Most committee members genuinely want to do right by the participants. They volunteer their time, they review reports, they ask questions, and they take the fiduciary role seriously. These are the people you want in the room — the ones who understand that overseeing a retirement plan isn’t glamorous, but it’s critically important to the lives of employees who are counting on those benefits when they retire.
But then, there are the others. You know them. They join the committee because they like the sound of a title, or because they see it as a platform for power inside the organization. Sometimes they use meetings to grandstand, or to score points with leadership. The problem is, fiduciary duty is not about ego. It’s about loyalty, prudence, and putting participant interests ahead of your own. When personal agendas creep into the room, the committee loses focus — and participants can pay the price.

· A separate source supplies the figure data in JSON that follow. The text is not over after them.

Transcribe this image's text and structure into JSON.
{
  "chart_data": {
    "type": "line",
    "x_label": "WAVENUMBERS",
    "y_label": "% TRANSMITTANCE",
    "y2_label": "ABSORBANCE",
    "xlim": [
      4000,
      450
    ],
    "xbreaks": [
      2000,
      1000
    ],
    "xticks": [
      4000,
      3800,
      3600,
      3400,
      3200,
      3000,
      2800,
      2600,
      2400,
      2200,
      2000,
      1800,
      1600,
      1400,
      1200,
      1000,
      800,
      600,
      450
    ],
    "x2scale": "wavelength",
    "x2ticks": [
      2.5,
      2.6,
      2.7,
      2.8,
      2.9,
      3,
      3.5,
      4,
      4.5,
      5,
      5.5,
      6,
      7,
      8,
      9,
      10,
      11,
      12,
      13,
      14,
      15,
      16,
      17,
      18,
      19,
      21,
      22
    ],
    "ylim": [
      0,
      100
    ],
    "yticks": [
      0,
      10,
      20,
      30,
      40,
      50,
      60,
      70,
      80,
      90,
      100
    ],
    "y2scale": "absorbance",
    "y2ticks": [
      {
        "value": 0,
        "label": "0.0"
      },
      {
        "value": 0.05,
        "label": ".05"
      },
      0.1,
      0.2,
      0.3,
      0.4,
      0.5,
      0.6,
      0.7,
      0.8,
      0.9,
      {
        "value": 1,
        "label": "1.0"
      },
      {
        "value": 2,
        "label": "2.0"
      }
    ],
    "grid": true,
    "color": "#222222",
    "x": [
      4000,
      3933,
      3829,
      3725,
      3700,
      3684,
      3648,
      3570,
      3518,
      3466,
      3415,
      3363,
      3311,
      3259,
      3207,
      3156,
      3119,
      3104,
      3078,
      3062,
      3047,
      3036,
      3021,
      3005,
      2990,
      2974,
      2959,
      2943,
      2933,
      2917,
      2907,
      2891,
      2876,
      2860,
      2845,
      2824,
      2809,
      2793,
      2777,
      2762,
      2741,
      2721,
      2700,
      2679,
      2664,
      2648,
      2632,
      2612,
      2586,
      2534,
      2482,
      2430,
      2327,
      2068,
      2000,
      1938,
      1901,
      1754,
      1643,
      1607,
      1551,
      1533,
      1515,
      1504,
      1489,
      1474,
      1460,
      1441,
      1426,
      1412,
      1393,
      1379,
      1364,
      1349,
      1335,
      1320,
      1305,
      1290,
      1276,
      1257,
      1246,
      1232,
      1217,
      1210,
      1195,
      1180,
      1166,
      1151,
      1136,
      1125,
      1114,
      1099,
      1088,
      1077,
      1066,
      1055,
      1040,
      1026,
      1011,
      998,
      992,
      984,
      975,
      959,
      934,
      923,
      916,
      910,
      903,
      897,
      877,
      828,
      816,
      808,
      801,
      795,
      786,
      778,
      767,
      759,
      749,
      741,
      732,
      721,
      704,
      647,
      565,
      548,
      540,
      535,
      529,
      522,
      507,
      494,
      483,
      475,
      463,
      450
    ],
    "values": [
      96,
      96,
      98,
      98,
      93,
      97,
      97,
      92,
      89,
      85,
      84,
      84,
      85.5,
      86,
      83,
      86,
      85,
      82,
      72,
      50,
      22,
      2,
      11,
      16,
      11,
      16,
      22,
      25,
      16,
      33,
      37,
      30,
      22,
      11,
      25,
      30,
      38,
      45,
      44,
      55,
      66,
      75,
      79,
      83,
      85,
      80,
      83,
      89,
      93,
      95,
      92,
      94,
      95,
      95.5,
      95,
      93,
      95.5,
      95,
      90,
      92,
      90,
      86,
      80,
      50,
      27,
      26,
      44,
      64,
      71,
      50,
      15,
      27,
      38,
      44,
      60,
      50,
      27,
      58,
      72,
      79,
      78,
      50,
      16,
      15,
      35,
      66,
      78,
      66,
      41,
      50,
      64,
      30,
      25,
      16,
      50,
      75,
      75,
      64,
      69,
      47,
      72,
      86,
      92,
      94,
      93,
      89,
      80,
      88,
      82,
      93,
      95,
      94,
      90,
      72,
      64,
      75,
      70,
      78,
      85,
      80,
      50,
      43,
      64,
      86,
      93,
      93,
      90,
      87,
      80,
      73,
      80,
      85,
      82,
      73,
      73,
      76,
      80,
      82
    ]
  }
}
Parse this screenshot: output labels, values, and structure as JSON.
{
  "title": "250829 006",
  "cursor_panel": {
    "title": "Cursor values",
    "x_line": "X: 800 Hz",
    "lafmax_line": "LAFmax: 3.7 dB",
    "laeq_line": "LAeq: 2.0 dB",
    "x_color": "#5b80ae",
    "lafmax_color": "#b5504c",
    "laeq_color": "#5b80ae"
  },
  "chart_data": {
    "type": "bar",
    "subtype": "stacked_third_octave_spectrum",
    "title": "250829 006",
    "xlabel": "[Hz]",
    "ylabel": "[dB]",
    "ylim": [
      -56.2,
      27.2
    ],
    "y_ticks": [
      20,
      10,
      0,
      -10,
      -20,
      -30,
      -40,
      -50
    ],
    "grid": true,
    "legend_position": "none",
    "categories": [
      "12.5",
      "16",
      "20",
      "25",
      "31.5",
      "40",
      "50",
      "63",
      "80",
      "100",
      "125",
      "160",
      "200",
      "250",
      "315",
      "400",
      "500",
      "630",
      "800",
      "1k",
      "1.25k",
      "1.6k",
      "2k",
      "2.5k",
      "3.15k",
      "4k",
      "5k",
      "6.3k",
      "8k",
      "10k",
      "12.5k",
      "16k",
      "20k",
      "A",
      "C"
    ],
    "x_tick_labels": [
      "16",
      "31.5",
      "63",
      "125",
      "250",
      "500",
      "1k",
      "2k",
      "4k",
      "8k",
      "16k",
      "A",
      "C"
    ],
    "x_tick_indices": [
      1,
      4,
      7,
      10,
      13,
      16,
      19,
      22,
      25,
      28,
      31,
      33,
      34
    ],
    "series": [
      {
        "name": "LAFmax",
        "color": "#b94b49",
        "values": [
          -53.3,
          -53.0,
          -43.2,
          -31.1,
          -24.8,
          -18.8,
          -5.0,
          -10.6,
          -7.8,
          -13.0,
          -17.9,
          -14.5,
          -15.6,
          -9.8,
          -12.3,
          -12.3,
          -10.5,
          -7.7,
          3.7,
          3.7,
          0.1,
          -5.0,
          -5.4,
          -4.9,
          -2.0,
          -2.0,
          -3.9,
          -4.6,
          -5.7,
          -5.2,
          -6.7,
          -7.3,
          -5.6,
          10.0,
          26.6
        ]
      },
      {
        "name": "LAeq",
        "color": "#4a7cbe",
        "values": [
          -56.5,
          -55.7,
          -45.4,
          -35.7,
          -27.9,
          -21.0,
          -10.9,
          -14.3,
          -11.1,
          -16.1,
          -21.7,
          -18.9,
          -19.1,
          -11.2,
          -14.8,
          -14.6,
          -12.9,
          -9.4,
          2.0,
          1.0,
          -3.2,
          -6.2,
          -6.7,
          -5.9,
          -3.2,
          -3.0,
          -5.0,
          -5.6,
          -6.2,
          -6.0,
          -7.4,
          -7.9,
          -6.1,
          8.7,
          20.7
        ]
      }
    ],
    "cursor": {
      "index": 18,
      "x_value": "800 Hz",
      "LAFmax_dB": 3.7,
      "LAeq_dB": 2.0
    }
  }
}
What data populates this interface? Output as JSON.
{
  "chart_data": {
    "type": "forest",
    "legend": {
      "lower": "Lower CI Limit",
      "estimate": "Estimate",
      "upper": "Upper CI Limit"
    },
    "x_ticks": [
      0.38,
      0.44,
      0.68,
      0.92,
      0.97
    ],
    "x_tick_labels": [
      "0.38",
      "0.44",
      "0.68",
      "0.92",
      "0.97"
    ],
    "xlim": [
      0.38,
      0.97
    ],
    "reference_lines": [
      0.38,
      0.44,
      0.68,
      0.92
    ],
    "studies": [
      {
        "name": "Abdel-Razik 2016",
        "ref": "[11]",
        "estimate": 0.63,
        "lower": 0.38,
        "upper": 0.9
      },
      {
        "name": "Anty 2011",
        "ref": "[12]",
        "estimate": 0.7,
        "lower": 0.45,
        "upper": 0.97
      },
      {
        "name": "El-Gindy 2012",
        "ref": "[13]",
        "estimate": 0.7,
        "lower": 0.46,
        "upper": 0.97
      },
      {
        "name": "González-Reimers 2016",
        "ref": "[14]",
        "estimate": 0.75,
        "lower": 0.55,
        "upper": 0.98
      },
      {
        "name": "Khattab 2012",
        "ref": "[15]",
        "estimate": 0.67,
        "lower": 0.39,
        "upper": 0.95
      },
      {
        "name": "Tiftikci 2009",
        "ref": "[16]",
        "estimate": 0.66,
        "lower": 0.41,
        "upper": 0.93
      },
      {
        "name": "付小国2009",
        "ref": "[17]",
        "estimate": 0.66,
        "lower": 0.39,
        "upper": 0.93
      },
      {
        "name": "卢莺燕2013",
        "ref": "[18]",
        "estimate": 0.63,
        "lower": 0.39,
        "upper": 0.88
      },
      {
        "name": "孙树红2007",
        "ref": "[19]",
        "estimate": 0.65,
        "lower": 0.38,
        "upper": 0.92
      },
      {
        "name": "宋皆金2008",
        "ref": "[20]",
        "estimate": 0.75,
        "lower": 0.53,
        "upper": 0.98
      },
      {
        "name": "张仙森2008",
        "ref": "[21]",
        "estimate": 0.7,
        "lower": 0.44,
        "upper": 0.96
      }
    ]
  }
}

As an ERISA attorney, I’ve seen how messy things get when committees don’t function properly. Distractions multiply, critical questions don’t get asked, and decisions are made for the wrong reasons. That’s when plan sponsors end up in lawsuits, or on the wrong side of a DOL investigation.
The lesson? Make sure your retirement plan committee is populated with people who understand the responsibility and want to be there for the right reasons. Give them training. Keep minutes. Have clear policies. And don’t be afraid to rotate out members who treat it like a vanity project.
Serving on a retirement plan committee isn’t about prestige. It’s about stewardship. At the end of the day, it’s not your ego that’s at stake — it’s the financial future of every employee who relies on the plan.